Cellular pathogenesis pertains to mutations of the proteolipid protein 1 gene (PLP1 ) in the Xq22 chromosome, resulting in truncation  of its protein products PLP and DM20, necessary for the CNS myelination process. Consequently, misfolded proteins trigger an endoplasmic reticulum (ER) stress in the oligodendrocytes that activates the unfolded protein response (UPR) [5,6]. The UPR is initially protective, but in situations of prolonged unresolved stress the UPR can lead to the apoptotic death of the myelinating glia.
Despite the distinctive and progressive features, a large clinical spectrum exists with some correlation between the type of mutation and the phenotype . Two-thirds of the cases carry PLP1 duplications resulting in the classical-intermediate PMD form. Missense mutations give rise to more severe forms of the disease (connatal), whereas deletions and null mutations to mild PMD and spastic paraplegia type 2 (SPG2), a milder PMD allelic disorder. Other rare PLP1 abnormalities have been also identified, including X-chromosome translocations, triplications and partial duplications.
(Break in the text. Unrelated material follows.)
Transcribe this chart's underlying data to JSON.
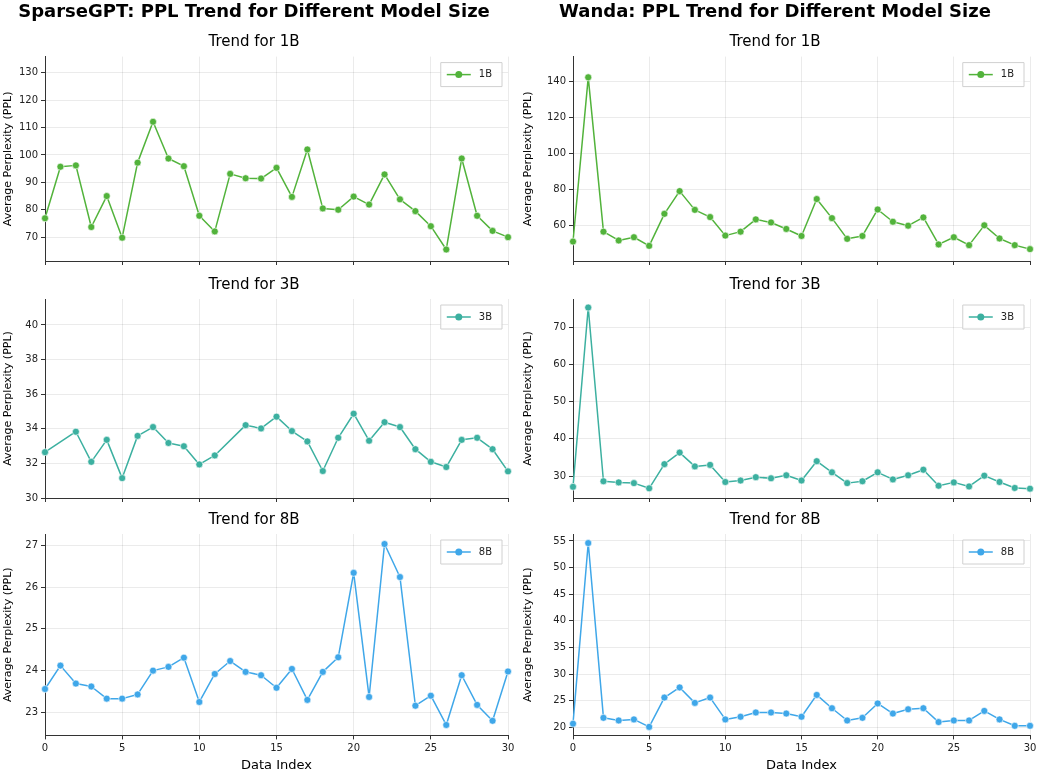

In our case, the patient was female and still expressed the disease even though females are mostly simple carriers. It has been clearly described that heterozygous females may be affected by an X-linked recessive trait usually through skewed X–inactivation, and thus accumulation of the mutation-carrying X chromosome . Even though X chromosome inactivation studies failed to prove the mechanism above, high clinical suspicion due to classic manifestations of PMD disease did lead to further genetic investigation. Indeed, aCGH and FISH analysis verified the insertion of a PLP1 extra copy in the autosomal loci 1p36 . Eventually, a total gain of 3 copies of the referred gene was proved irrespective of the X-inactivation pattern. Hence, a functional PLP1 segment triplication can explain patient’s phenotype and endorse the PMD diagnosis in a female. After a review of the literature, we located one other case of PMD affected female with such an unbalanced chromosomal translocation of PLP1 into 1p36 . PLP1 triplications have already been described  and are often associated with a more severe phenotype. Nevertheless, in our patient the triplicated segment did not include the entire PLP1 gene, but neighboring regions embedded in the PLP1 duplication . This result suggests a milder phenotype that is consistent with our case.
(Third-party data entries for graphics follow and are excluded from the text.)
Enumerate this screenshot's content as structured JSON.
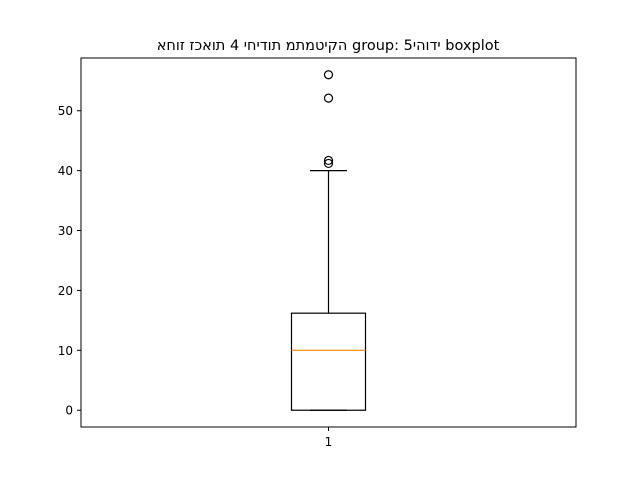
{
  "chart_data": {
    "type": "boxplot",
    "title": "הקיטמתמ תודיחי 4 תואכז זוחא  group: ידוהי5 boxplot",
    "xlabel": "",
    "ylabel": "",
    "categories": [
      "1"
    ],
    "ylim": [
      -2.8,
      58.8
    ],
    "yticks": [
      0,
      10,
      20,
      30,
      40,
      50
    ],
    "xticks": [
      "1"
    ],
    "grid": false,
    "boxes": [
      {
        "category": "1",
        "whisker_low": 0,
        "q1": 0,
        "median": 10,
        "q3": 16.2,
        "whisker_high": 40,
        "outliers": [
          41.2,
          41.7,
          52.1,
          56.0
        ]
      }
    ],
    "colors": {
      "box": "#000000",
      "median": "#ff7f0e",
      "axes": "#000000"
    }
  }
}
Although PMD is an X-linked disease, females may be affected in various genetic mechanisms. Thus high clinical suspicion has to be maintained when nystagmus, hypotonia and developmental delay are present in infants, regardless of sex of the patient. Physicians should be aware of that possibility when they come across the typical PMD manifestations. A thorough genetic survey is crucial, not only for the precise PMD diagnosis, but also because it can illuminate the underlying genetic mechanism that may sometimes be inconsistent with the conventional genetic patterns.